L’universelle nature façonne la substance universelle comme une cire. Ainsi, elle en fait tantôt un cheval ; et, le dissolvant, elle se sert de sa matière pour créer un arbre ; puis, elle se sert de l’arbre, pour en faire tel autre être. Mais chacun de ces êtres ne subsiste qu’un instant ; et il n’est pas plus fâcheux pour un coffre d’être disloqué que d’être construit.

Un air courroucé du visage est par trop contraire à la nature, puisque souvent la physionomie s’y gâte, et qu’à la fin elle disparaît si complètement que rien ne peut plus ensuite la ramener.
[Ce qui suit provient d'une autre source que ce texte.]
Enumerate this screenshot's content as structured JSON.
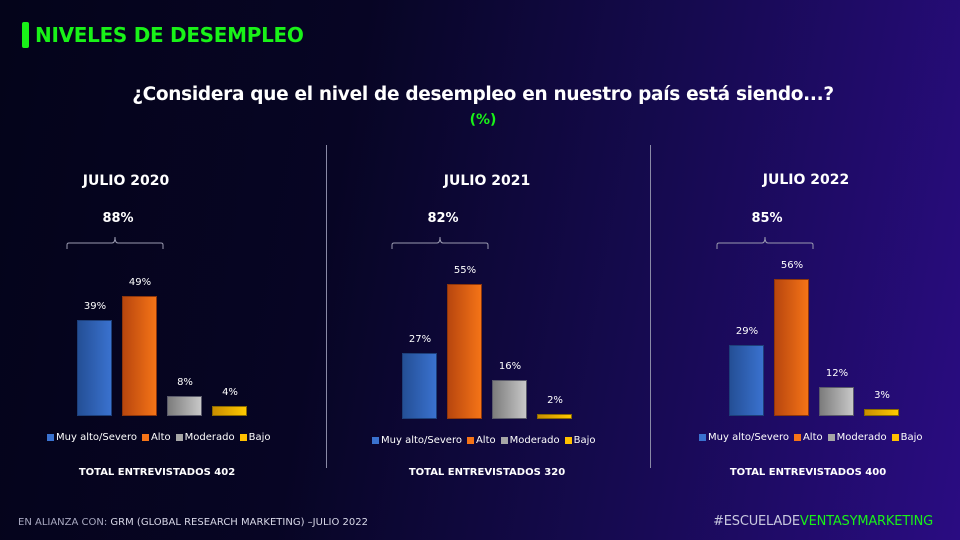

Si cette remarque est vraie, applique-toi à en tirer cette conséquence que la colère elle-même est contraire à la raison ; car si l’on perd, en s’y livrant, jusqu’à la conscience de ses fautes, quel motif de vivre pourrait-on encore conserver ?

La nature qui ordonne et régit l’univers va dans un instant changer tout ce que tu vois ; de la substance de ces êtres, elle en formera d’autres, comme avec la substance de ceux-ci elle en formera d’autres encore, afin que l’univers soit éternellement jeune et nouveau.

Si quelqu’un se conduit mal à ton égard, demande-toi quelle idée il a dû se faire du bien et du mal pour s’être oublié ainsi envers toi. À ce point de vue, tu le prendras en pitié, et tu n’éprouveras plus ni surprise ni colère ; car, ou bien tu avais toi-même une opinion identique à la sienne, ou une opinion du moins analogue sur ce qu’il était bon de faire ; et alors il n’y a qu’à pardonner. Mais si des fautes de ce genre ne te paraissent ni un bien ni un mal, alors il te sera encore bien plus facile d’être indulgent pour quelqu’un qui n’a que le tort d’avoir de mauvais yeux.

Ne pense jamais à ce qui te manque comme si déjà tu l’avais ; parmi les choses que tu possèdes, préfère ce qu’il y a de mieux ; en les considérant, remets-toi en mémoire les moyens qui devraient te les procurer, si elles venaient à te manquer. Toutefois prends bien garde de ne pas contracter l’habitude de les estimer si haut que, si quelque jour elles venaient à t’échapper, tu en fusses troublé profondément.

Replie-toi souvent sur toi-même ; car le principe raisonnable qui nous gouverne a cette nature spéciale de pouvoir se suffire absolument à lui seul, en pratiquant la justice, et de trouver dans cette vertu le repos qu’il cherche.

Efface les trop vives couleurs des impressions sensibles ; apaise l’excitation de tes nerfs ; borne-toi au moment actuel de la durée ; rends-toi bien compte de ce qui arrive, soit à toi, soit à un autre de tes semblables. Partage et analyse l’objet qui t’occupe, pour y bien distinguer la cause et la matière. Pense souvent à l’heure suprême. Laisse la faute à qui l’a commise, dans les conditions où il a pu la commettre.